Austin has new building requirements to curb wildfire risk

Austin

AUSTIN (KXAN) — Since January, the City of Austin has had new rules in place for certain construction and remodeling in an effort to prevent wildfires. Austin adopted the Wildland Urban Interface Code (or WUI Code) last spring and began implementing the code at the start of the year, a move which the city says makes Austin the largest major city in Texas to adopt such a code.

These codes are already commonplace in fire-prone areas of California, and Austin fire leaders believe adding these requirements is essential to reduce the risk of fires in Central Texas.

Austin’s WUI code requirements in the city apply to new construction, additions and remodels in the area within 150 feet of a 40-acre or larger wildland area, or within 1.5 miles of a 750-acre or larger wildland area. The code does not apply to existing structures, though Austin Fire Department is working to educate people who live in the code’s footprint about how they can reduce their risk.

The city says more than 60% of current structures in Austin are found within 1.5 miles of the WUI, with more buildings being built in that area every day. The City of Austin’s website also states that around 40% of Austin’s land area will be covered by the code.

You can read the full code here.

A map from Austin Fire Department of the Wildland Urban Interface Areas. Map from January 2020.

Austin’s fire risk

Austin and Central Texas face serious fire risks due to the combination of vegetation right next to populated urban areas.

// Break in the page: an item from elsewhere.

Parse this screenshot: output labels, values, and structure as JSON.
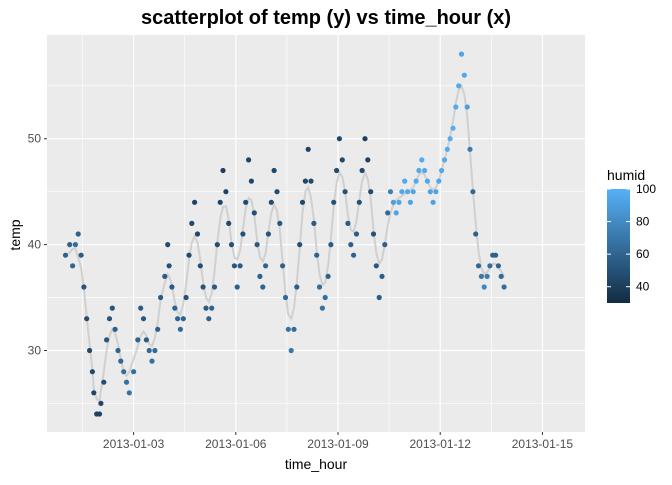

In fact, a 2019 CoreLogic report ranking the top 15 metropolitan areas for wildfire risk based on reconstruction cost value, the Austin area was ranked the fifth-highest risk in the country and was the only metro area in the top five outside of California.

CoreLogic notes that large and populous areas are at disproportionately high risk for the greatest loss potential from wildfires.

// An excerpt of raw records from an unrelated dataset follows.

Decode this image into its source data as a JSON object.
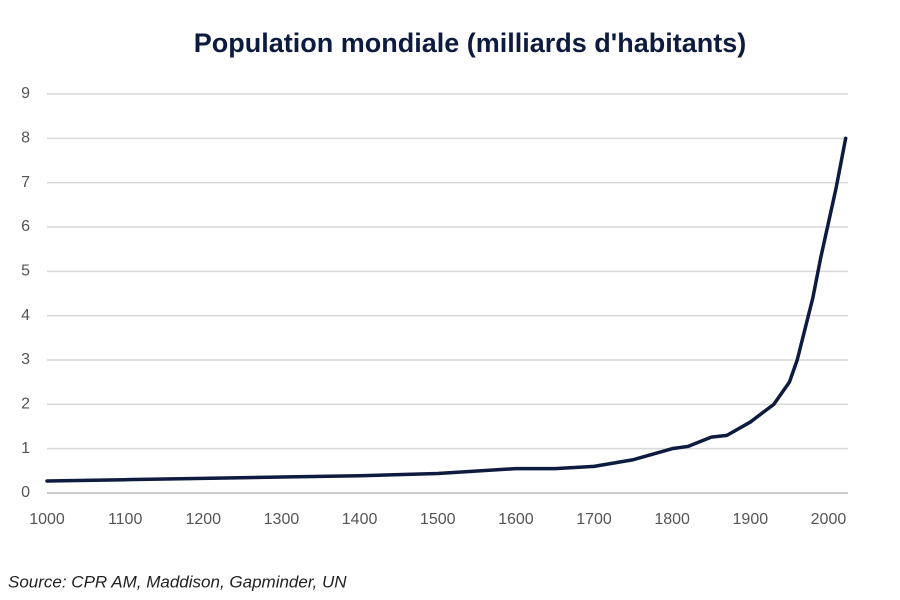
{
  "chart_data": {
    "type": "line",
    "title": "Population mondiale (milliards d'habitants)",
    "source": "Source: CPR AM, Maddison, Gapminder, UN",
    "x": [
      1000,
      1100,
      1200,
      1300,
      1400,
      1500,
      1600,
      1650,
      1700,
      1750,
      1800,
      1820,
      1850,
      1870,
      1900,
      1930,
      1950,
      1960,
      1970,
      1980,
      1990,
      2000,
      2010,
      2022
    ],
    "values": [
      0.27,
      0.3,
      0.33,
      0.36,
      0.39,
      0.44,
      0.55,
      0.55,
      0.6,
      0.75,
      1.0,
      1.05,
      1.26,
      1.3,
      1.6,
      2.0,
      2.5,
      3.0,
      3.7,
      4.4,
      5.3,
      6.1,
      6.9,
      8.0
    ],
    "color": "#0d1b3e",
    "xlim": [
      1000,
      2025
    ],
    "xticks": [
      1000,
      1100,
      1200,
      1300,
      1400,
      1500,
      1600,
      1700,
      1800,
      1900,
      2000
    ],
    "ylim": [
      0,
      9
    ],
    "yticks": [
      0,
      1,
      2,
      3,
      4,
      5,
      6,
      7,
      8,
      9
    ],
    "grid": true
  }
}
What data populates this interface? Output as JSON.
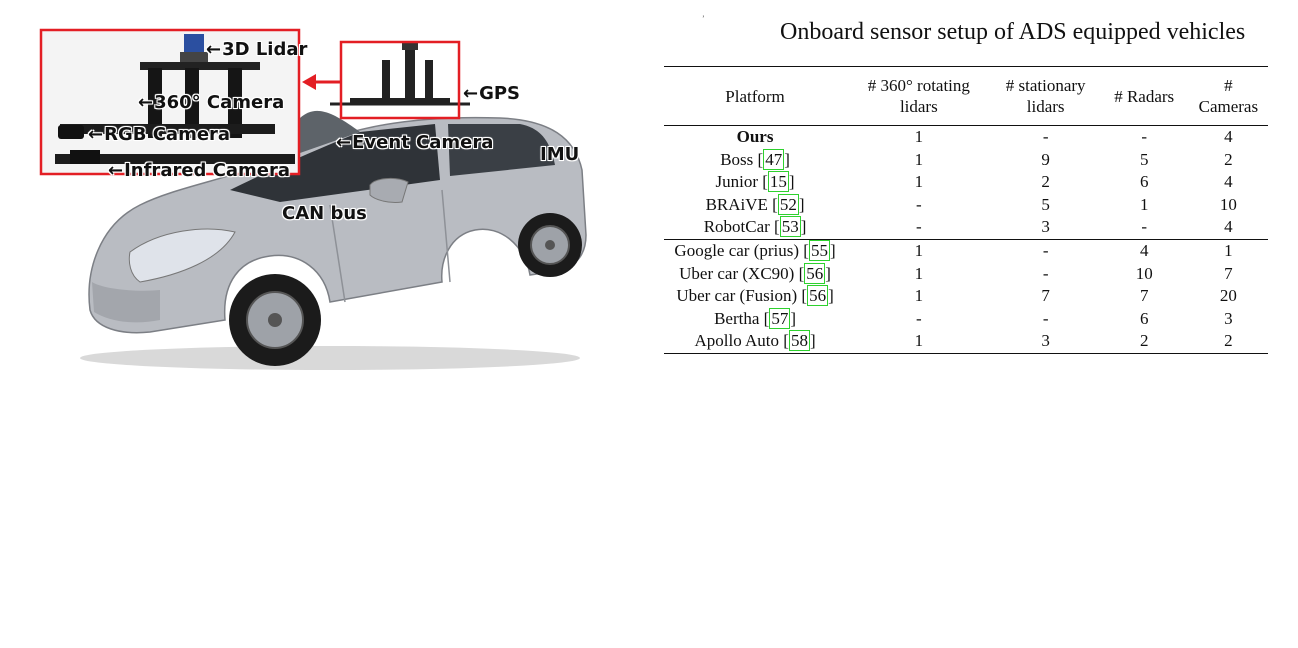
{
  "figure": {
    "labels": {
      "lidar3d": "3D Lidar",
      "camera360": "360° Camera",
      "rgb": "RGB Camera",
      "infrared": "Infrared Camera",
      "gps": "GPS",
      "event": "Event Camera",
      "imu": "IMU",
      "canbus": "CAN bus"
    },
    "arrow_glyph": "←",
    "colors": {
      "callout": "#e31e24",
      "car_body": "#b9bcc2"
    }
  },
  "caption": "Onboard sensor setup of ADS equipped vehicles",
  "tick_mark": "’",
  "table": {
    "headers": {
      "platform": "Platform",
      "rotating": "# 360° rotating lidars",
      "stationary": "# stationary lidars",
      "radars": "# Radars",
      "cameras": "# Cameras"
    },
    "rows": [
      {
        "name": "Ours",
        "ref": "",
        "rot": "1",
        "stat": "-",
        "radar": "-",
        "cam": "4"
      },
      {
        "name": "Boss",
        "ref": "47",
        "rot": "1",
        "stat": "9",
        "radar": "5",
        "cam": "2"
      },
      {
        "name": "Junior",
        "ref": "15",
        "rot": "1",
        "stat": "2",
        "radar": "6",
        "cam": "4"
      },
      {
        "name": "BRAiVE",
        "ref": "52",
        "rot": "-",
        "stat": "5",
        "radar": "1",
        "cam": "10"
      },
      {
        "name": "RobotCar",
        "ref": "53",
        "rot": "-",
        "stat": "3",
        "radar": "-",
        "cam": "4"
      },
      {
        "name": "Google car (prius)",
        "ref": "55",
        "rot": "1",
        "stat": "-",
        "radar": "4",
        "cam": "1"
      },
      {
        "name": "Uber car (XC90)",
        "ref": "56",
        "rot": "1",
        "stat": "-",
        "radar": "10",
        "cam": "7"
      },
      {
        "name": "Uber car (Fusion)",
        "ref": "56",
        "rot": "1",
        "stat": "7",
        "radar": "7",
        "cam": "20"
      },
      {
        "name": "Bertha",
        "ref": "57",
        "rot": "-",
        "stat": "-",
        "radar": "6",
        "cam": "3"
      },
      {
        "name": "Apollo Auto",
        "ref": "58",
        "rot": "1",
        "stat": "3",
        "radar": "2",
        "cam": "2"
      }
    ]
  }
}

A table from a CoreLogic 2019 report showing fire risk in US metro areas based on estimated reconstruction cost.

How the code works

Austin’s fire leaders say the code is designed to ensure businesses and places where people live near wildland areas are protected from the next big fires.

In order for new construction projects or remodels which fall into the WUI area to obtain permits, the Austin Fire Department has to verify that these projects and properties are compliant with the code.

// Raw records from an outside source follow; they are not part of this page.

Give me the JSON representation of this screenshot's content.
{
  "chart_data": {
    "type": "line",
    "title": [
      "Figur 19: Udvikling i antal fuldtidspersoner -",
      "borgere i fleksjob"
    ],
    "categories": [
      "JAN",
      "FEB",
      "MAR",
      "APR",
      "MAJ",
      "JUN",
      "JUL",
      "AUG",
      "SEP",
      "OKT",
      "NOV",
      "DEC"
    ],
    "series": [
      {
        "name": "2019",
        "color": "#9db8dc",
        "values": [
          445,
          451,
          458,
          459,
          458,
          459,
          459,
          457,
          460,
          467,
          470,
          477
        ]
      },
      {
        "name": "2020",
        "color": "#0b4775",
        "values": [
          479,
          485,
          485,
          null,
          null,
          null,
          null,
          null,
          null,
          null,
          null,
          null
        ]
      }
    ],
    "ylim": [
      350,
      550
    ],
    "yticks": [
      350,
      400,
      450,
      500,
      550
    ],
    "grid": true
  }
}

The code includes aspects like requiring buildings within 50 feet of vegetation that could fuel a fire to have exterior walls constructed of certain fire-resistant, non-combustible, or fire-retardant materials.

While the code went into effect on January 4, 2021, Division Chief Tom Vocke, Fire Marshal, explained “there have been some rollbacks in implementation.”

“Just common sense things where we’re working with home builders and some of the residential structures where we’re trying to make sure we’re implementing it fairly in a way that makes sense on the timeline that makes sense,” Vocke added.

“We’re looking to harden the structure to ensure when a fire does occur that its a lot less likely that we have spread to the structures and from structure to structure as well,” he explained, noting that most structure fires are started by embers spreading.

If you live in the WUI area but are not creating any new buildings or doing any remodeling, you don’t need to make any changes. But Austin’s Wildfire Mitigation division may visit your community to share some tips about how to reduce fire risk.

“We should worry about it because the science and our assessment tells us that Austin is one of the most at risk municipalities in the country,” noted Justice Jones, Austin’s Wildfire Mitigation Officer.

“Our public has been asking for something to help protect them from wildfire and we know this is the most strategic and sustainable way we can do that,” Jones added.